- Type of project: Oil drilling
- Owner: ExxonMobil
- Country: Angola

= Kizomba deepwater project =

Oil drilling project off the coast of Angola

The Kizomba deepwater project is an oil drilling project owned and operated by ExxonMobil off the coast of northern Angola. It is named after the Kizomba Angolan dance.

==Kizomba A==
The Kizomba A project utilizes the Hungo and Chocalho oil fields, in the so-called Block 15 concession off the Angolan coast. The project consists of a TLP and an FPSO, which receives oil from the wells to be stored until transfer to tankers.
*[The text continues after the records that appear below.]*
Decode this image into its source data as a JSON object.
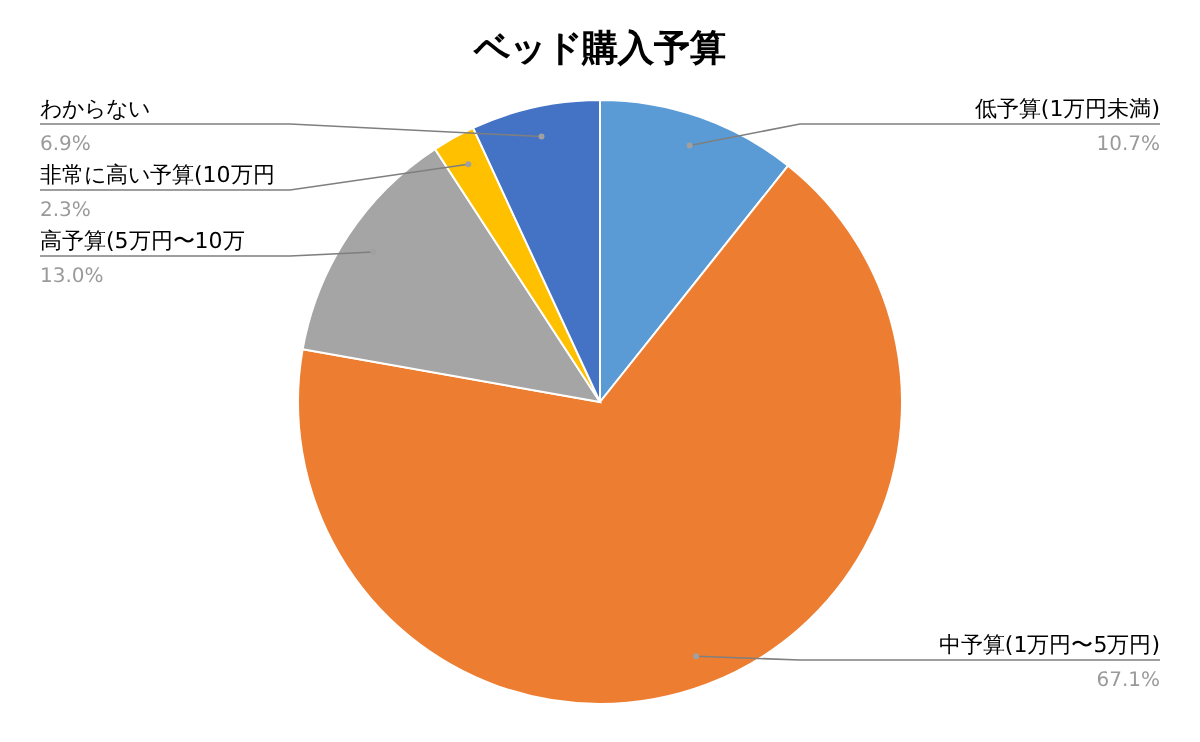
{
  "chart_data": {
    "type": "pie",
    "title": "ベッド購入予算",
    "categories": [
      "低予算(1万円未満)",
      "中予算(1万円〜5万円)",
      "高予算(5万円〜10万",
      "非常に高い予算(10万円",
      "わからない"
    ],
    "values": [
      10.7,
      67.1,
      13.0,
      2.3,
      6.9
    ],
    "value_labels": [
      "10.7%",
      "67.1%",
      "13.0%",
      "2.3%",
      "6.9%"
    ],
    "colors": [
      "#5b9bd5",
      "#ed7d31",
      "#a5a5a5",
      "#ffc000",
      "#4472c4"
    ]
  }
}
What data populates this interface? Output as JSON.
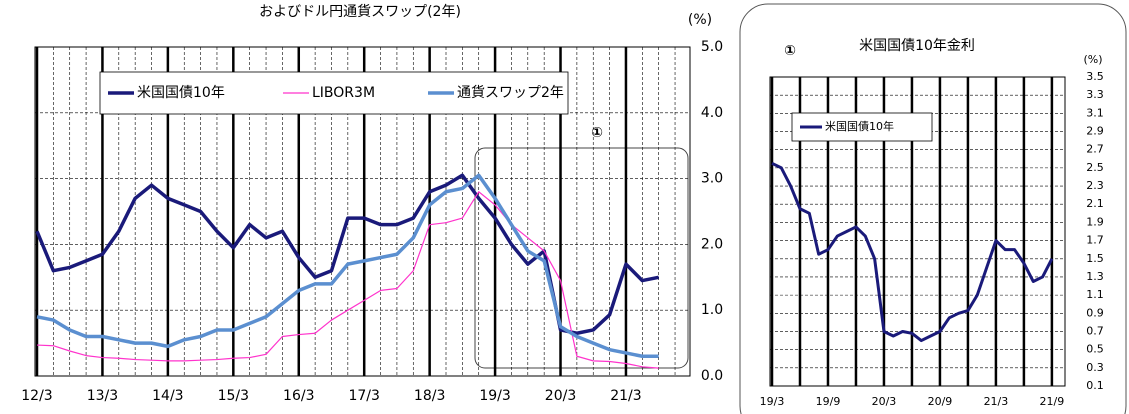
{
  "chart_data": [
    {
      "type": "line",
      "title": "およびドル円通貨スワップ(2年)",
      "unit": "(%)",
      "annotation": "①",
      "categories": [
        "12/3",
        null,
        null,
        null,
        "13/3",
        null,
        null,
        null,
        "14/3",
        null,
        null,
        null,
        "15/3",
        null,
        null,
        null,
        "16/3",
        null,
        null,
        null,
        "17/3",
        null,
        null,
        null,
        "18/3",
        null,
        null,
        null,
        "19/3",
        null,
        null,
        null,
        "20/3",
        null,
        null,
        null,
        "21/3",
        null,
        null
      ],
      "series": [
        {
          "name": "米国国債10年",
          "color": "#1a1a7a",
          "values": [
            2.2,
            1.6,
            1.65,
            1.75,
            1.85,
            2.2,
            2.7,
            2.9,
            2.7,
            2.6,
            2.5,
            2.2,
            1.95,
            2.3,
            2.1,
            2.2,
            1.8,
            1.5,
            1.6,
            2.4,
            2.4,
            2.3,
            2.3,
            2.4,
            2.8,
            2.9,
            3.05,
            2.7,
            2.4,
            2.0,
            1.7,
            1.9,
            0.7,
            0.65,
            0.7,
            0.93,
            1.7,
            1.45,
            1.5
          ]
        },
        {
          "name": "LIBOR3M",
          "color": "#ff33cc",
          "values": [
            0.47,
            0.46,
            0.38,
            0.31,
            0.28,
            0.27,
            0.25,
            0.24,
            0.23,
            0.23,
            0.24,
            0.25,
            0.27,
            0.28,
            0.33,
            0.6,
            0.63,
            0.65,
            0.85,
            1.0,
            1.15,
            1.3,
            1.33,
            1.6,
            2.3,
            2.33,
            2.4,
            2.8,
            2.6,
            2.3,
            2.1,
            1.9,
            1.45,
            0.3,
            0.23,
            0.22,
            0.19,
            0.14,
            0.12
          ]
        },
        {
          "name": "通貨スワップ2年",
          "color": "#5b8fd0",
          "values": [
            0.9,
            0.85,
            0.7,
            0.6,
            0.6,
            0.55,
            0.5,
            0.5,
            0.45,
            0.55,
            0.6,
            0.7,
            0.7,
            0.8,
            0.9,
            1.1,
            1.3,
            1.4,
            1.4,
            1.7,
            1.75,
            1.8,
            1.85,
            2.1,
            2.6,
            2.8,
            2.85,
            3.05,
            2.7,
            2.3,
            1.9,
            1.75,
            0.75,
            0.6,
            0.5,
            0.4,
            0.35,
            0.3,
            0.3
          ]
        }
      ],
      "ylim": [
        0,
        5
      ],
      "yticks": [
        {
          "value": 0,
          "label": "0.0"
        },
        {
          "value": 1,
          "label": "1.0"
        },
        {
          "value": 2,
          "label": "2.0"
        },
        {
          "value": 3,
          "label": "3.0"
        },
        {
          "value": 4,
          "label": "4.0"
        },
        {
          "value": 5,
          "label": "5.0"
        }
      ],
      "grid": true,
      "legend": "top"
    },
    {
      "type": "line",
      "title": "米国国債10年金利",
      "unit": "(%)",
      "annotation": "①",
      "categories": [
        "19/3",
        null,
        null,
        null,
        null,
        null,
        "19/9",
        null,
        null,
        null,
        null,
        null,
        "20/3",
        null,
        null,
        null,
        null,
        null,
        "20/9",
        null,
        null,
        null,
        null,
        null,
        "21/3",
        null,
        null,
        null,
        null,
        null,
        "21/9"
      ],
      "series": [
        {
          "name": "米国国債10年",
          "color": "#1a1a7a",
          "values": [
            2.55,
            2.5,
            2.3,
            2.05,
            2.0,
            1.55,
            1.6,
            1.75,
            1.8,
            1.85,
            1.75,
            1.5,
            0.7,
            0.65,
            0.7,
            0.68,
            0.6,
            0.65,
            0.7,
            0.85,
            0.9,
            0.93,
            1.1,
            1.4,
            1.7,
            1.6,
            1.6,
            1.45,
            1.25,
            1.3,
            1.5
          ]
        }
      ],
      "ylim": [
        0.1,
        3.5
      ],
      "yticks": [
        0.1,
        0.3,
        0.5,
        0.7,
        0.9,
        1.1,
        1.3,
        1.5,
        1.7,
        1.9,
        2.1,
        2.3,
        2.5,
        2.7,
        2.9,
        3.1,
        3.3,
        3.5
      ],
      "grid": true,
      "legend": "top-left"
    }
  ]
}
The Kizomba A FPSO (at the time of its construction the world's largest) has a storage capacity of 2.2 Moilbbl. Built at a cost of over US$800 million by Hyundai Heavy Industries in Ulsan, Korea, it is operated by ExxonMobil. In 1200 m of water at Deepwater block 320 km offshore in the Atlantic Ocean from Angola, West Africa, it weighs 81,000 tonnes and is 285 m long, 63 m wide, and 32 m high.

==Kizomba B==
Kizomba B is 8 km to the east of Kizomba A. ExxonMobil reported the startup phase in October 2005. The construction started in early 2003 and the first oil was reached in July 2005. The project is expected to recover around one billion barrels of oil, at a target production rate of 250,000bpd.

==Kizomba C==
The third phase, Kizomba C, was designed to develop 600 million barrels of oil from the Mondo, Saxi and Batuque fields in approximately 2400 ft of water. It was launched in 2008 through 2 FPSOs respectively named Saxi/Batuque and Mondo with a 100,000 bpd production capacity.